Admito que, em épocas de livros comerciais e de pouca originalidade, conhecer escritoras como Morton é um bálsamo para a alma. Ao fim da leitura de O Jardim Secreto de Eliza, eu estava  de queixo caído. Há muito eu não lia uma obra tão capaz de, verdadeiramente, me surpreender.

A partir deste livro, eu me apaixonei pela literatura de Morton. E confesso: já fiz um estoque das obras dela aqui em casa. Acabou de chegar, pela Saraiva, mais três volumes publicados pela escritora.

Em O Jardim Secreto de Eliza, nós acompanhamos a trajetória de três personagens femininas: Eliza, Nell e Cassandra.  Todas elas são mulheres fortes e com demônios a lidar.

Eliza, também chamada de “A autora”, teve uma infância difícil. Perdeu a mãe muito nova e teve que trabalhar desde cedo para sustentar a si e ao irmão gêmeo. Sobrevivendo em um cenário pouco amistoso – a fria Inglaterra do séc. XIX – Eliza tecia, em sua imaginação, um mundo (no mínimo) mais interessante e mais mágico do que o real.  Não é à toa que, quando cresceu, ela foi denominada de “A Autora”. Se tinha algo que Eliza sabia fazer era inventar e contar histórias. E ela era muito boa nisso.

 Nell vê o mundo cair quando seu pai revela que ela não é sua filha verdadeira. Há muito tempo, a menina foi deixada num porto australiano com apenas uma mala de couro que, por sua vez, continha um único livro de conto da fadas.  Quando perguntaram quem ela era, a garota disse não saber. Na verdade, a única lembrança que possuía era de uma bonita mulher, a quem chamava de “Autora”.

Cassandra, a neta de Nell, é uma mulher angustiada. No passado, ela passou por uma triste experiência que deixou algumas cicatrizes. Quando a sua avó morre, Cassandra recebe de herança um chalé campestre na Inglaterra. Perplexa ao saber que a avó tinha um imóvel tão longe de casa (elas moravam juntas em Brisbane, Austrália), a jovem  decide partir para Londres e, assim,  refazer os passos da avó e descobrir as origens desta.

Morton, dessa forma, vai tecendo três histórias paralelas: a história de Eliza, na Inglaterra Vitoriana e Edwardiana, a história de Nell, em 1913,  e a de Cassandra, nos anos 2000.   E é claro que essas histórias, ainda que diversas e distantes, irão se encontrar em algum momento na linha do tempo.
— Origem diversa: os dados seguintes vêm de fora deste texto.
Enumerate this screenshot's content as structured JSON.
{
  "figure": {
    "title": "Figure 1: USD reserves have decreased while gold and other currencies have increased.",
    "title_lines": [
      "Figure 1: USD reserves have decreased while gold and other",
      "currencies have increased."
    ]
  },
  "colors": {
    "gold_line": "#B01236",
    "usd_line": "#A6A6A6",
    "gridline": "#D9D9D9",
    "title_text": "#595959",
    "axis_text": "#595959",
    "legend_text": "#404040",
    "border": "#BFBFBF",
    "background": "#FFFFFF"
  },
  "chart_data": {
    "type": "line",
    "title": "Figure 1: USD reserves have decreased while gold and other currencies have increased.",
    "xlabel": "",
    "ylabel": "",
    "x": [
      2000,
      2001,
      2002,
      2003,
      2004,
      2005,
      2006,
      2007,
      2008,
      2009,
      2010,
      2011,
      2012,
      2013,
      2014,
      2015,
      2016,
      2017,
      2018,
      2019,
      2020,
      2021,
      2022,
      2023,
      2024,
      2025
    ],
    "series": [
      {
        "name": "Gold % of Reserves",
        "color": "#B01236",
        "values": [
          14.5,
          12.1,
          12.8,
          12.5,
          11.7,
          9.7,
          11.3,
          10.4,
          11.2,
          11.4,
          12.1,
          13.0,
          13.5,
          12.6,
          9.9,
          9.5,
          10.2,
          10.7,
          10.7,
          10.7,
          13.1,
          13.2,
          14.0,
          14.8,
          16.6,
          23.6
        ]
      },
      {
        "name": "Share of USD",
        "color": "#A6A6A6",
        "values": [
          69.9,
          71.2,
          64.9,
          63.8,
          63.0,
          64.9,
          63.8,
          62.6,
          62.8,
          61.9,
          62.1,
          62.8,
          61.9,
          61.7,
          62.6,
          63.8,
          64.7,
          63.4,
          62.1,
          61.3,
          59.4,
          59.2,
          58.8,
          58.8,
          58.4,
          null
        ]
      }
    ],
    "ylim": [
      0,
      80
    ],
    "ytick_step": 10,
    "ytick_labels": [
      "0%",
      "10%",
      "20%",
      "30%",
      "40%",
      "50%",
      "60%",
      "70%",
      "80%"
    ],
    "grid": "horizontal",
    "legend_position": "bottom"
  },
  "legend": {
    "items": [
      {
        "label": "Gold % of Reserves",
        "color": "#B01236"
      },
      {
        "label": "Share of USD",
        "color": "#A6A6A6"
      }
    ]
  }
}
 ” O jardim secreto de Eliza, conta Kate Morton, foi inspirado em uma história de família: quando tinha 21 anos, sua avó soube que não era filha biológica de seu suposto pai. Ela foi tão profundamente afetada por essa notícia que jamais contou isso a ninguém até chegar à velhice, quando revelou tudo para as três filhas. A escritora prometeu criar uma história inspirada no caso da avó.”

O que eu achei do livro:

Sem a menor dúvida, O Jardim Secreto de Eliza foi um dos melhores livros que li  nos últimos tempos. A narrativa de Morton é fluída, rica em detalhes e  cheia de simbolismos.

 

O livro trata de assuntos densos.  Entre eles, está a busca da identidade. 
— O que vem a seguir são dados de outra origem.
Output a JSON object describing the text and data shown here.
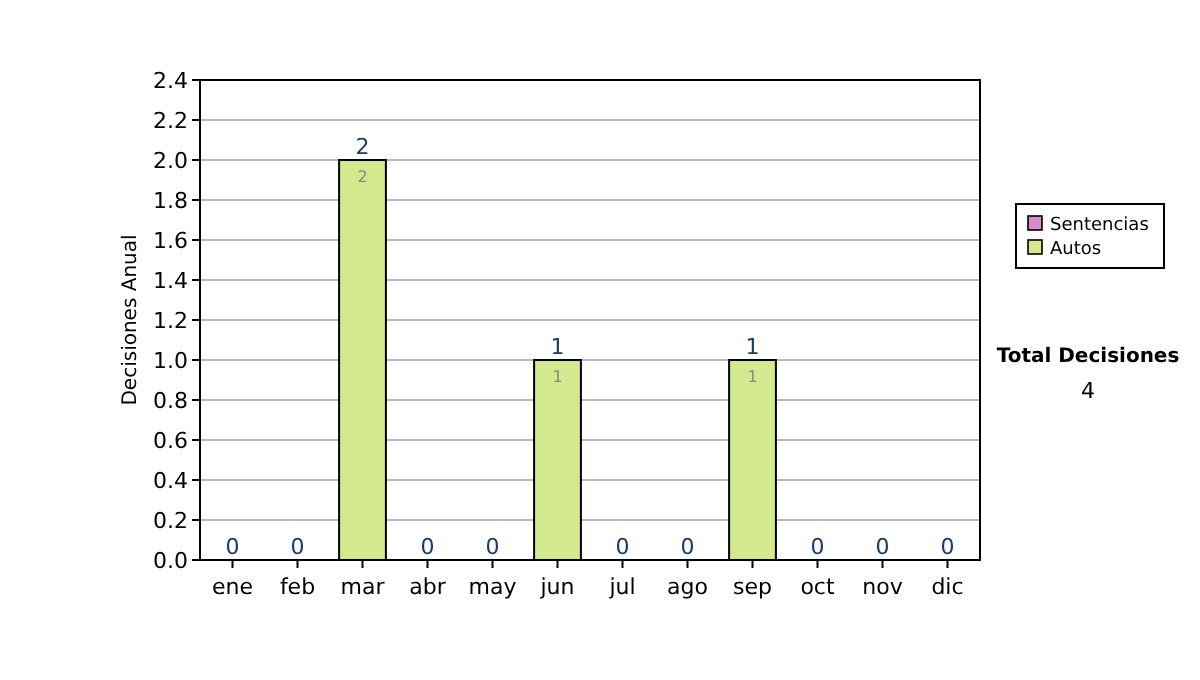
{
  "chart_data": {
    "type": "bar",
    "stacked": true,
    "ylabel": "Decisiones Anual",
    "categories": [
      "ene",
      "feb",
      "mar",
      "abr",
      "may",
      "jun",
      "jul",
      "ago",
      "sep",
      "oct",
      "nov",
      "dic"
    ],
    "series": [
      {
        "name": "Sentencias",
        "color": "#d98ccc",
        "values": [
          0,
          0,
          0,
          0,
          0,
          0,
          0,
          0,
          0,
          0,
          0,
          0
        ]
      },
      {
        "name": "Autos",
        "color": "#d4e98e",
        "values": [
          0,
          0,
          2,
          0,
          0,
          1,
          0,
          0,
          1,
          0,
          0,
          0
        ],
        "value_labels": [
          null,
          null,
          "2",
          null,
          null,
          "1",
          null,
          null,
          "1",
          null,
          null,
          null
        ]
      }
    ],
    "totals": [
      "0",
      "0",
      "2",
      "0",
      "0",
      "1",
      "0",
      "0",
      "1",
      "0",
      "0",
      "0"
    ],
    "ylim": [
      0,
      2.4
    ],
    "yticks": [
      {
        "value": 0,
        "label": "0.0"
      },
      {
        "value": 0.2,
        "label": "0.2"
      },
      {
        "value": 0.4,
        "label": "0.4"
      },
      {
        "value": 0.6,
        "label": "0.6"
      },
      {
        "value": 0.8,
        "label": "0.8"
      },
      {
        "value": 1,
        "label": "1.0"
      },
      {
        "value": 1.2,
        "label": "1.2"
      },
      {
        "value": 1.4,
        "label": "1.4"
      },
      {
        "value": 1.6,
        "label": "1.6"
      },
      {
        "value": 1.8,
        "label": "1.8"
      },
      {
        "value": 2,
        "label": "2.0"
      },
      {
        "value": 2.2,
        "label": "2.2"
      },
      {
        "value": 2.4,
        "label": "2.4"
      }
    ],
    "grid": "y",
    "legend": "right",
    "annotations": [
      "Total Decisiones",
      "4"
    ]
  }
}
É preciso dar o crédito à Kate. Ela conseguiu, de fato,  interligar  três histórias que se passam em linhas temporais muito distintas. E o fez espantosamente bem! Nas palavras de qualquer outro escritor,  essa façanha poderia dar lugar ao desastre – a narrativa poderia ficar confusa e embaçada. Mas, felizmente, não foi isso o que aconteceu. A história manteve a clareza necessária e se tornou ainda mais interessante.
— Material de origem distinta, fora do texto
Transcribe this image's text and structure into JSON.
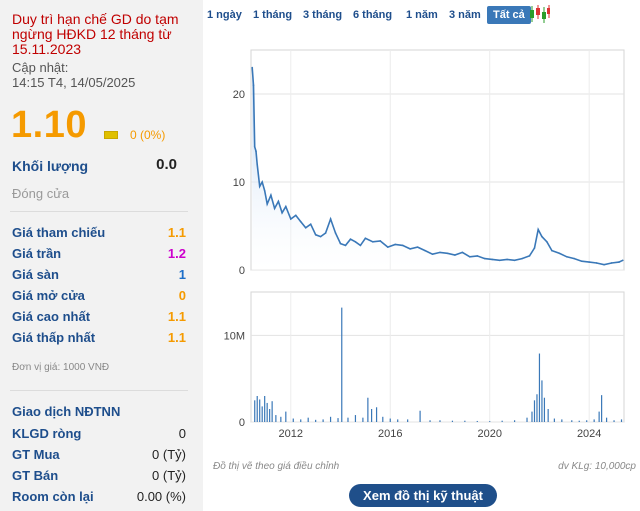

Podemos dizer que esta obra de Morton mistura romance, magia e mistério. Sem a menor dúvida, nas entrelinhas  do livro, existe uma intensa análise da natureza humana.  A magia, por outro lado, está presente especialmente em dois momentos: quando a narrativa se volta para os contos de fada de Eliza ou quando ela se volta para o maravilhoso jardim secreto da personagem.   Há passagens sombrias e há passagens mágicas. Simples assim. 

 

A personagem que mais me chamou a atenção foi Eliza. Ela é complexa, independente e vanguardista. Tem uma personalidade muito forte. Consegui me identificar.

 

Por todas as razões apontadas, Kate Morton passou a ocupar um lugar de destaque nos meus interesses literários. Já existem mais três livros dela na prateleira. E eu não vejo a hora de lê-los.

Nota:  5/6 – excelente. 

Nome do livro: O Jardim Secreto de Eliza;

Autora: Kate Morton;

Editora: Rocco;

Páginas: 560.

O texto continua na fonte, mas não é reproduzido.